This morning while reading a passage from The Daily Stoic, I found myself pondering the unrelenting war of what is, and is not, “Agile.”

Though I have spent more than a decade helping others find what it means to be Agile in their context, it has never been religious for me. I have always viewed the Agile Manifesto as a series of recommendations in a snapshot in time in which the software industry was being disrupted.

These recommendations could be applied to help the organizations in which the signatories worked remain competitive in a rapidly changing world. The idea of #BecomingAgile was not view these statements and principles as binary, but to consider how the recommendations may best be applied to context in the pursuit of a better way of working in the journey to greater customer satisfaction and employee engagement.

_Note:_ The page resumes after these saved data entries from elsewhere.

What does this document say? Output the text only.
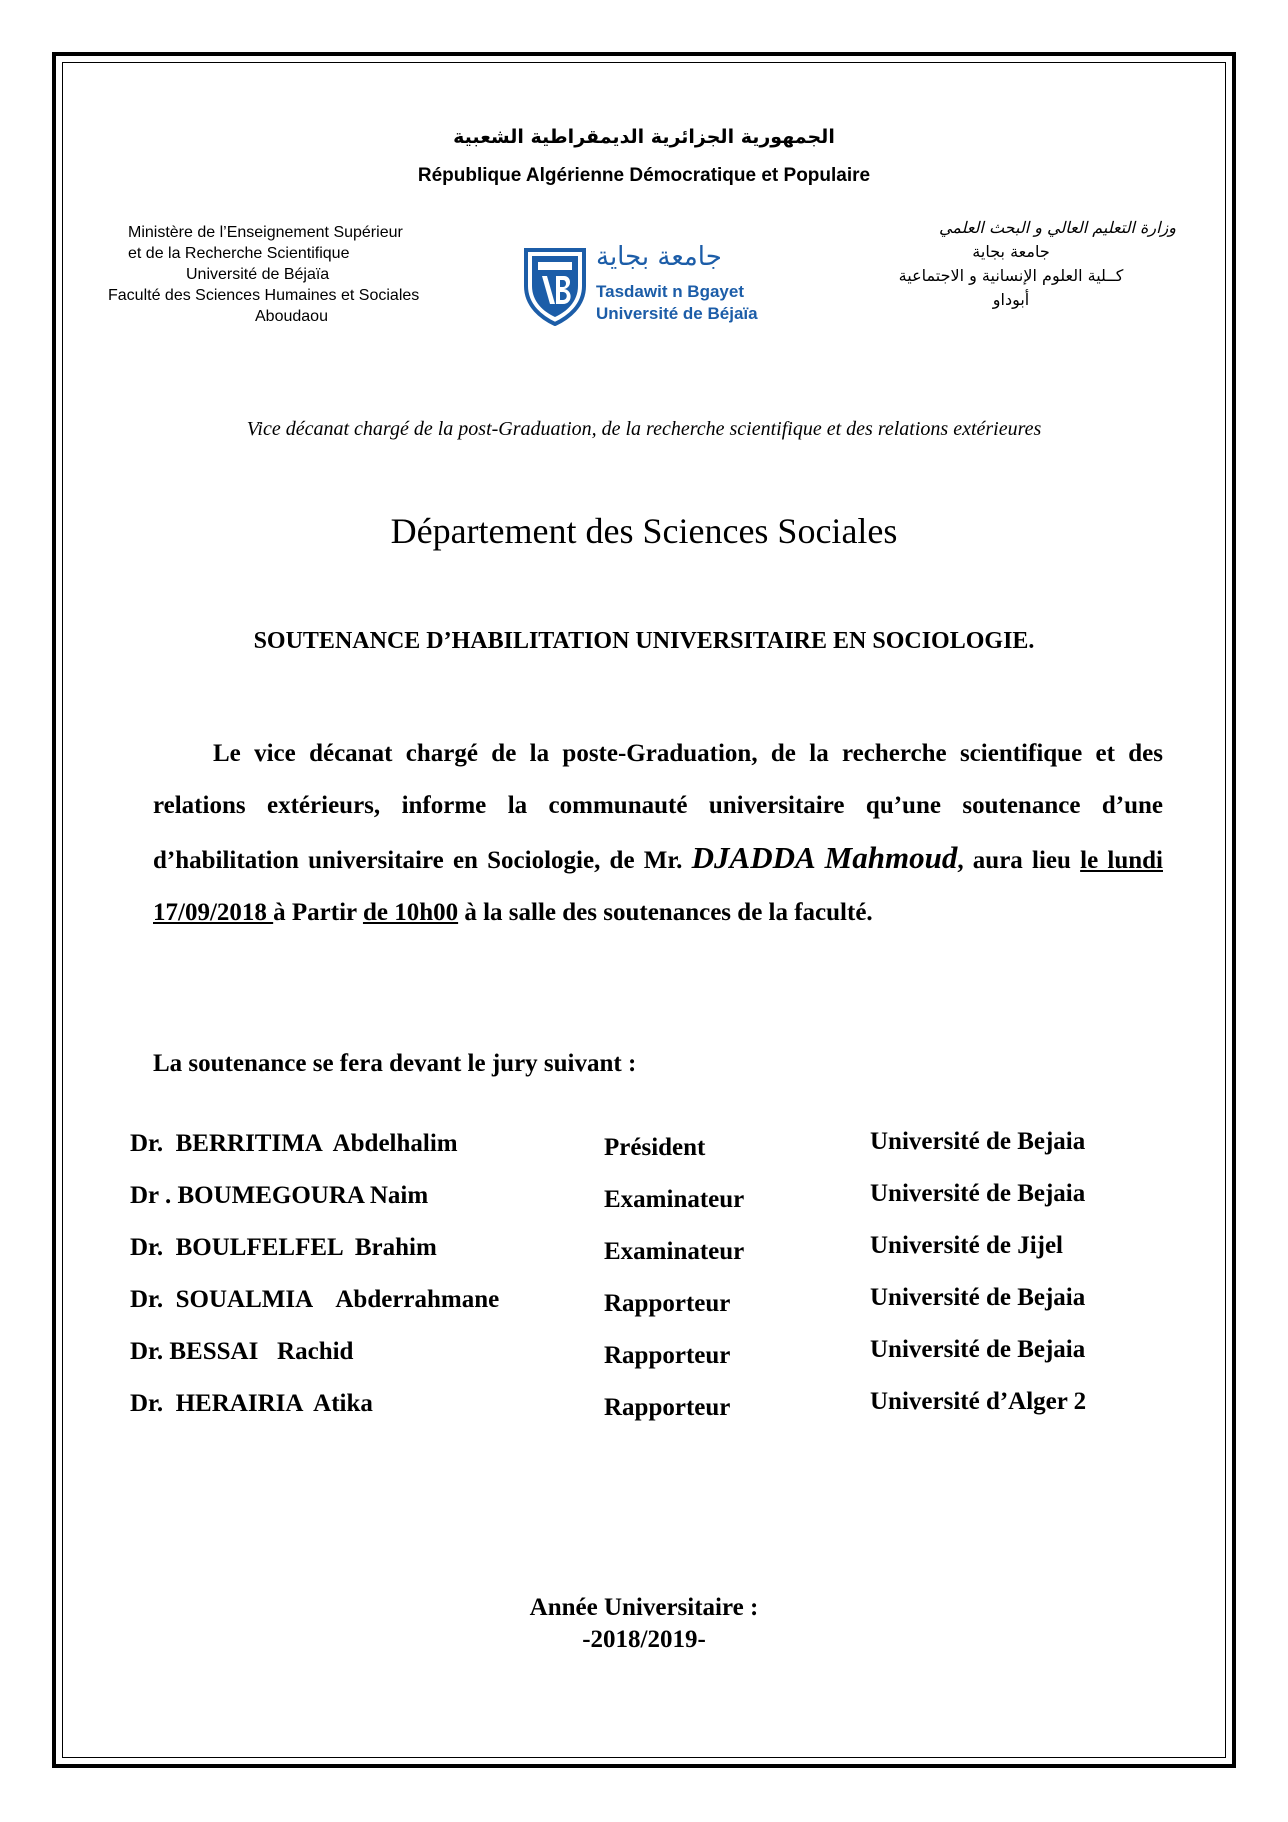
الجمهورية الجزائرية الديمقراطية الشعبية
République Algérienne Démocratique et Populaire
Ministère de l’Enseignement Supérieur
et de la Recherche Scientifique
Université de Béjaïa
Faculté des Sciences Humaines et Sociales
Aboudaou
جامعة بجاية
Tasdawit n Bgayet
Université de Béjaïa
وزارة التعليم العالي و البحث العلمي
جامعة بجاية
كــلية العلوم الإنسانية و الاجتماعية
أبوداو
Vice décanat chargé de la post-Graduation, de la recherche scientifique et des relations extérieures
Département des Sciences Sociales
SOUTENANCE D’HABILITATION UNIVERSITAIRE EN SOCIOLOGIE.
Le vice décanat chargé de la poste-Graduation, de la recherche scientifique et des relations extérieurs, informe la communauté universitaire qu’une soutenance d’une d’habilitation universitaire en Sociologie, de Mr. DJADDA Mahmoud, aura lieu le lundi 17/09/2018 à Partir de 10h00 à la salle des soutenances de la faculté.
La soutenance se fera devant le jury suivant :
Dr.  BERRITIMA  Abdelhalim	Président	Université de Bejaia
Dr . BOUMEGOURA Naim	Examinateur	Université de Bejaia
Dr.  BOULFELFEL  Brahim	Examinateur	Université de Jijel
Dr.  SOUALMIA    Abderrahmane	Rapporteur	Université de Bejaia
Dr. BESSAI   Rachid	Rapporteur	Université de Bejaia
Dr.  HERAIRIA  Atika	Rapporteur	Université d’Alger 2
Année Universitaire :
-2018/2019-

Wherever an organization started was the right place for them. However the organization could best apply the principles to context was right for them at that time. The world has changed dramatically since 2001, but the problems facing business are the same as what was faced by the signatories of the manifesto as that time. Disruption in business is everywhere and if organizations do not change the way they approach strategy, products, customers, and people they will cease to exist. The problems may be different, but the solutions are the same. When we apply the manifesto to 2020 context, we can all be better by embracing the manifesto and principles to help our organizations thrive in the post-digital economy.

There are many who violently disagree with me. There are many who view Agility as an absolute. They, as I, are entitled to their opinion. I do my best to root my opinions in philosophy. To best understand my perspective, I leave you with the following words from Epictetus and an interpretation from Ryan Holiday. Your perspective is your own. This perspective is simply my viewpoint.

"Show me someone sick and happy, in danger and happy, dying and happy, exiled and happy, disgraced and happy. Show me! By God, how much I'd like to see a Stoic. But since you can't show me someone that perfectly formed, at least show me someone actively forming themselves so, inclined in this way...Show me!"
- Epictetus, Discourses, 2.19.4-25a, 28 
Instead of seeing philosophy as an end to which one aspires, see it as something one applies. Not occasionally, but over the course of a life - making incremental progress along the way. Sustained execution, not shapeless epiphanies.  Epictetus loved to shake his students out of their smug satisfaction with their own progress. He wanted to remind them - and now you - of the constant work and serious training needed every day if we are ever to approach that perfect form. It's important for us to remember in our own journey to self-improvement: one never arrives. The sage - the perfect Stoic who behaves perfectly in every situation - is an ideal, not an end.